The pairing meant that 7 Jewish agencies pooled resources and expertise.  Can you imagine any 7 Jewish individuals agreeing on anything, much less 7 agencies filled with Jewish people?  Well, they do—they all agree that Francine is the rock star of the Dnep rebirth and continued vibrancy.

Francine began her involvement by playing a pivotal role in the development of Beit Baruch, the first Jewish assisted living facility in Ukraine.  Francine has become the coach, trusted advisor and dear friend to the entire staff—they look to her not only for the fitness program she created and continues to oversee, but for every aspect of running the facility.

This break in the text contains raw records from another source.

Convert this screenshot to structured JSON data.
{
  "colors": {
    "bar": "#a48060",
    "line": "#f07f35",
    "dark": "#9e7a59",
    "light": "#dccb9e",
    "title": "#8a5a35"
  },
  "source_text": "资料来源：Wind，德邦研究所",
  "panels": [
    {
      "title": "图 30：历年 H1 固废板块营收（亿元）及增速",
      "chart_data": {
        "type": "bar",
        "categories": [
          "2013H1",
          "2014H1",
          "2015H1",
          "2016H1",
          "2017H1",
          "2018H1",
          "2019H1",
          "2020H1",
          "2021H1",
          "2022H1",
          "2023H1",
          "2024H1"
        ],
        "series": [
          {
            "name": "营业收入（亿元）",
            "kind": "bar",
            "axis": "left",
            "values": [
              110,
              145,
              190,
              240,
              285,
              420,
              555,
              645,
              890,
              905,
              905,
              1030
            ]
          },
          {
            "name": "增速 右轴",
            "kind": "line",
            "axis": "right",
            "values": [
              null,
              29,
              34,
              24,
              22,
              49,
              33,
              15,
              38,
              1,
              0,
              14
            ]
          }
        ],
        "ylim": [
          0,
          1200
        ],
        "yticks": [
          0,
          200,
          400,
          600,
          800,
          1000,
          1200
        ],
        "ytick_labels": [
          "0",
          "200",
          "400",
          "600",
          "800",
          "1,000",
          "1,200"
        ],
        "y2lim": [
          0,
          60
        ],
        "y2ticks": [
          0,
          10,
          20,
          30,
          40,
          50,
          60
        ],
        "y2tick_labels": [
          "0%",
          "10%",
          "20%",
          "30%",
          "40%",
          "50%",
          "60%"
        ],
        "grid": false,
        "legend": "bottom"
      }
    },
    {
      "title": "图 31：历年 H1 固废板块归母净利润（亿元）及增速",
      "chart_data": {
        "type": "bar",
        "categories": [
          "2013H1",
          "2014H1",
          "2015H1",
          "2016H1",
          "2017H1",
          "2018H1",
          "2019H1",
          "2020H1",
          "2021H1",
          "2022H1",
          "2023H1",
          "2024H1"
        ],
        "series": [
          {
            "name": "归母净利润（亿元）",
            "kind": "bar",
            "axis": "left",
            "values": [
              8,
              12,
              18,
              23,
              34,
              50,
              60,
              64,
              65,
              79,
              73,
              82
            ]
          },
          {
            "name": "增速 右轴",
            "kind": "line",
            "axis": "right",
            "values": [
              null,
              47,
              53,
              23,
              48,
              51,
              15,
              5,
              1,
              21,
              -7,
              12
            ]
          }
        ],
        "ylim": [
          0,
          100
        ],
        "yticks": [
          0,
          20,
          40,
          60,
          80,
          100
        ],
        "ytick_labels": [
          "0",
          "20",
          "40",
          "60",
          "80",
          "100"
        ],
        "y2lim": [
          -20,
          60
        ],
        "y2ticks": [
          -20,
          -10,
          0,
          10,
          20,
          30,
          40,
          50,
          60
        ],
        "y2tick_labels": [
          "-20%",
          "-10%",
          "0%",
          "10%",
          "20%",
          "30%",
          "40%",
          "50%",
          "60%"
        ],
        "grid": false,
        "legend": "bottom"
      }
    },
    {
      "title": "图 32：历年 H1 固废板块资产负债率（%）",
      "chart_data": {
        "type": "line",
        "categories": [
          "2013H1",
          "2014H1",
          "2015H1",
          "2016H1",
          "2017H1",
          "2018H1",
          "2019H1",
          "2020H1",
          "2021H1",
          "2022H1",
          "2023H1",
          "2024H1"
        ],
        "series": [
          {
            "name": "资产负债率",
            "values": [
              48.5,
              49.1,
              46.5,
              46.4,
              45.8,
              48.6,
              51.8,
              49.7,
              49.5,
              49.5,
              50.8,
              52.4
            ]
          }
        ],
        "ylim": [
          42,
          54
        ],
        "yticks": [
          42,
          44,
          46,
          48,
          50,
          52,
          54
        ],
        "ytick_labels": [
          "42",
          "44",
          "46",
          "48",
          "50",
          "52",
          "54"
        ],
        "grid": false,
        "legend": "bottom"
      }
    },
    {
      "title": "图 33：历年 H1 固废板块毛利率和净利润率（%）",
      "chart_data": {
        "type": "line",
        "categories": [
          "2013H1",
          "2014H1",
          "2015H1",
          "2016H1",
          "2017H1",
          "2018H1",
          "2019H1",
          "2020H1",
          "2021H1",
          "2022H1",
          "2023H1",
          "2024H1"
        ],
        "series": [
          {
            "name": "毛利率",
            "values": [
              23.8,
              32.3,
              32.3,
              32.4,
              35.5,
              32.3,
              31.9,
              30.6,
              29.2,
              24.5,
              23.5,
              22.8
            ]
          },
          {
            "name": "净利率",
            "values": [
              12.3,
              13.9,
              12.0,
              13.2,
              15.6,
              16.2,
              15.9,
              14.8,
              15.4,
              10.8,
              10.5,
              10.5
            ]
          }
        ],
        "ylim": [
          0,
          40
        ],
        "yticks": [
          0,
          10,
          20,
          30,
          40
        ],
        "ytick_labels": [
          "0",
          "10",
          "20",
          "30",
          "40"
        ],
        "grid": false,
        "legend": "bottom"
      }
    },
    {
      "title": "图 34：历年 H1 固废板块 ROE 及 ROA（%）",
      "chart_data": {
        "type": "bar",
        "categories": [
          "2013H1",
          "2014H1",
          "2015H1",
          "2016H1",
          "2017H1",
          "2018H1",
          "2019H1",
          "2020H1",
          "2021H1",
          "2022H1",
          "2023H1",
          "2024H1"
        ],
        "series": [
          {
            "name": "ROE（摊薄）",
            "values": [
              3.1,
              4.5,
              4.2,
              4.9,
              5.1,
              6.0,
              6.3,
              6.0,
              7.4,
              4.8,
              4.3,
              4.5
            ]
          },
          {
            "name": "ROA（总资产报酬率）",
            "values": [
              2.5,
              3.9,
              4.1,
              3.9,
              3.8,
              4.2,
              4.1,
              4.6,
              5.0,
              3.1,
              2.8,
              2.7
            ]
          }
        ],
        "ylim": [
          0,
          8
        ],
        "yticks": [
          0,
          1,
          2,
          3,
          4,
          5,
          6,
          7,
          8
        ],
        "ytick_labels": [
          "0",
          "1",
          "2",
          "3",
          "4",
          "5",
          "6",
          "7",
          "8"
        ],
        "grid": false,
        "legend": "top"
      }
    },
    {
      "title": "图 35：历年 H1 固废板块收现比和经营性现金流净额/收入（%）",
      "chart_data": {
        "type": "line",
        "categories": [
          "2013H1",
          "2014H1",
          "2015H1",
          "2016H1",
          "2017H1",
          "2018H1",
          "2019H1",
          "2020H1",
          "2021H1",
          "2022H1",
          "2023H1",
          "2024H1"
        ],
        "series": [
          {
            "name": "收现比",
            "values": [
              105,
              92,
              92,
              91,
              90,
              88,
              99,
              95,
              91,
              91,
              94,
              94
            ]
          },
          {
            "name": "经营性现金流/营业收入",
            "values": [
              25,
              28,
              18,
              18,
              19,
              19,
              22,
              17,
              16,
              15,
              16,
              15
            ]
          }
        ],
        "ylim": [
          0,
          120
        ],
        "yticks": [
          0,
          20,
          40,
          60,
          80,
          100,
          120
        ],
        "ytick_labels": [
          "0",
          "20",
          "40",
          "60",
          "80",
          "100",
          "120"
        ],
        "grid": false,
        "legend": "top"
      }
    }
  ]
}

Just a minute, though, about the fitness and wellness program.  Before Francine, the residents had never participated in a structured exercise and wellness program.  On her first trip, she brought her passion and her expertise AND a suitcase filled with low-tech fitness equipment.  In a nutshell, she has brought participation up from 0% to 100%!  Yes, I did mean 100%!

In case you ask, so what?  Here’s just one story: a 73-year-old bed bound man came to Beit Baruch—deemed unlikely to ever walk again.  Francine devised an exercise program and guided the fitness instructor through daily visits.  Over time, he transferred to a wheelchair.  Over more time, a walker.  Then a cane.  Today, he walks without any mobility devices and his depression has lifted—enough for him to ask Francine to find him a new bride!

For Francine, her 10 trips and regular phone calls to Dnep is a labor of love and comes from a humanitarian  place deep in her soul.  For JCHE, Francine’s involvement does something beyond bring us nachas and make us look especially good to our fellow agencies (although that’s significant).  In one of many long meetings of Jewish agencies execs, I was asked “why is it worth it for JCHE to invest so much in Dnep?”  It took me less than a millisecond to answer honestly: “If we got nothing else from this partnership, it would be totally worth it simply to keep Francine happy—she’s just that good, that productive and that valuable to our organization.”  I think this award is giving her an extra boost, and for that, the 1500 residents of JCHE and I thank you all from the bottom of our hearts.